Sancilio and Company, Inc.

3874 Fiscal Ct., Ste. 200

Riviera Beach, FL 33404

Phone: 561.847.2302

Fax: 561.847.2312

www.sancilio.com

 

“Change of Control” shall have the meaning set forth in the Company’s 2012 Employee, Director and Consultant Equity Incentive Plan, as amended.

“Change of Control Termination” means, within twelve (12) months following a Change of Control, any termination of the Executive’s employment with the Company (or its successor) (a) by the Company (or its successor) for any reason other than Cause or (b) by the Executive for Good Reason.

“Good Reason” means the Executive’s resignation from employment after the occurrence of one of the following events without the Executive’s consent: (a) a reduction of Executive’s base salary which is not part of a broad cost-cutting effort; (b) any requirement that Executive engage in any illegal or unethical conduct, after Executive has given the Company 30 days’ notice and opportunity to cure; (c) the Company’s failure to fully cure within thirty (30) days any material breach by the Company of the Plan or of any other material agreement between Executive and the Company, in each case which Executive has notified the Board in writing; (d) a relocation of Executive’s principal place of employment by more than thirty-five (35) miles; or (e) a material reduction in duties and responsibilities.

“Termination Date” shall mean the date of separation from service as an employee within the meaning of Section 409A(a)(2)(A)(i) of the Code and Treasury Regulation Section 1.409A-1(h).

 

  5. No Employment Agreement.

Nothing contained in the Plan shall be construed as a contract of employment between the Company and any executive, as a right of any employee to be continued in the employment of the Company, or as a limitation on the right of the Company to discharge any of its executives with or without cause.

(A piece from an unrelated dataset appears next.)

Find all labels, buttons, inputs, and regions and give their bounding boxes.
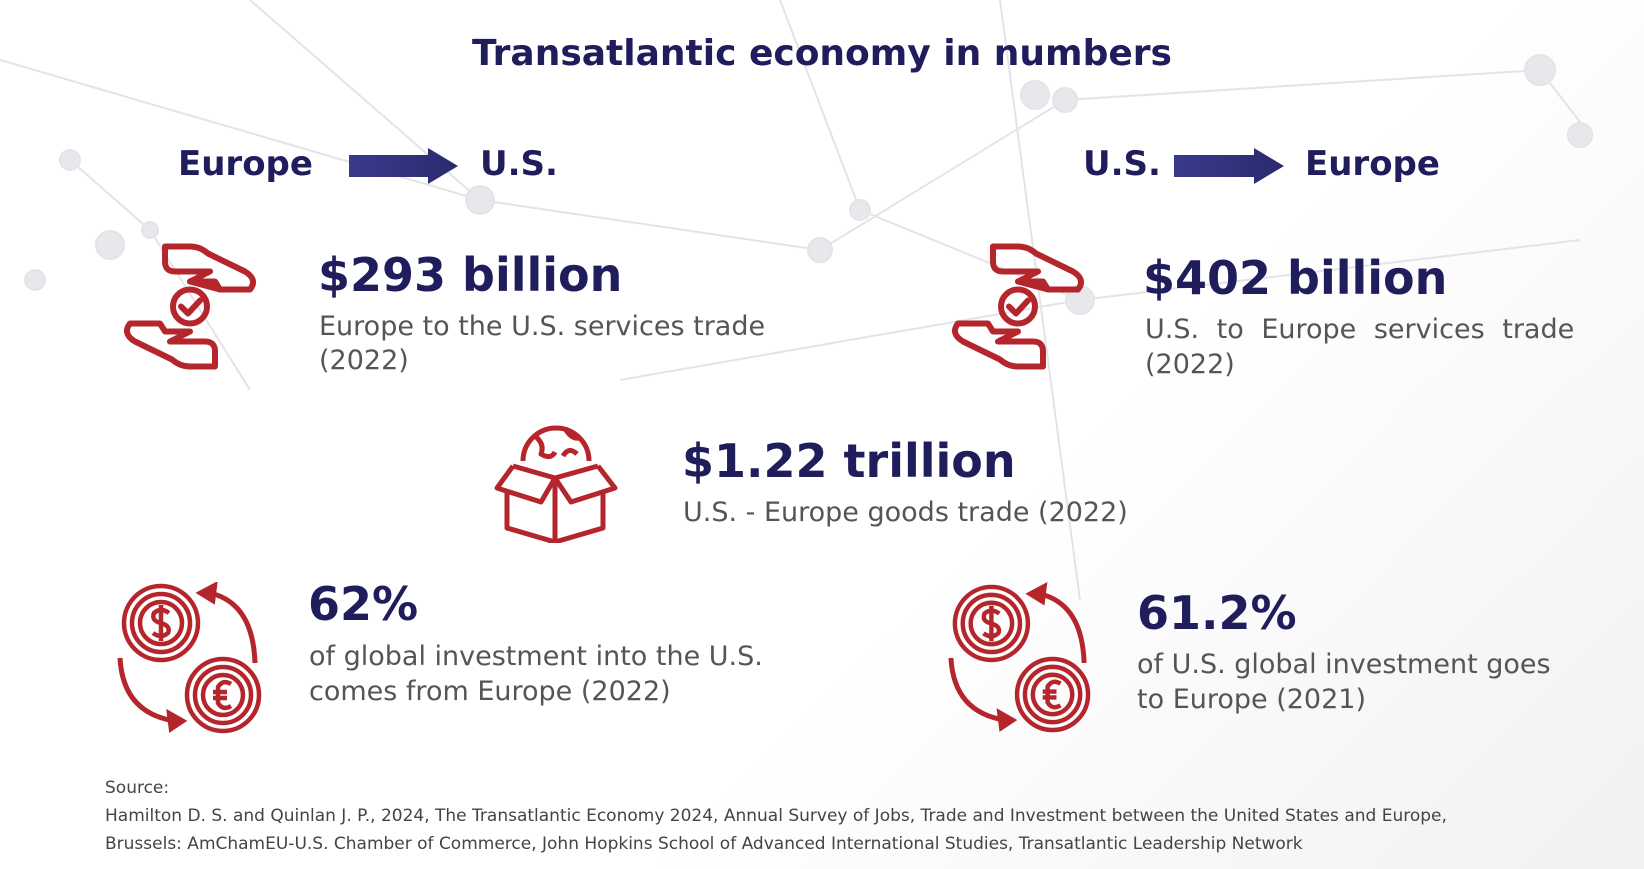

Furthermore, nothing contained in the Plan shall be construed as entitling any terminated executive to severance pay or other benefits unless that executive is eligible for, and meets all requirements for, specific severance benefits described in accordance with the terms of the Plan.

 

  6. Governing Law.

The Plan shall be subject to and governed by the laws of the State of Florida.

 

  7. Interpretation and Construction.

The provisions of the Plan are intended to comply with the provisions of Code Section 409A. If any provision of the Plan is subject to more than one interpretation or construction, such ambiguity shall be resolved in favor of that interpretation or construction which is consistent with such provisions not being subject to the provisions of Section 409A.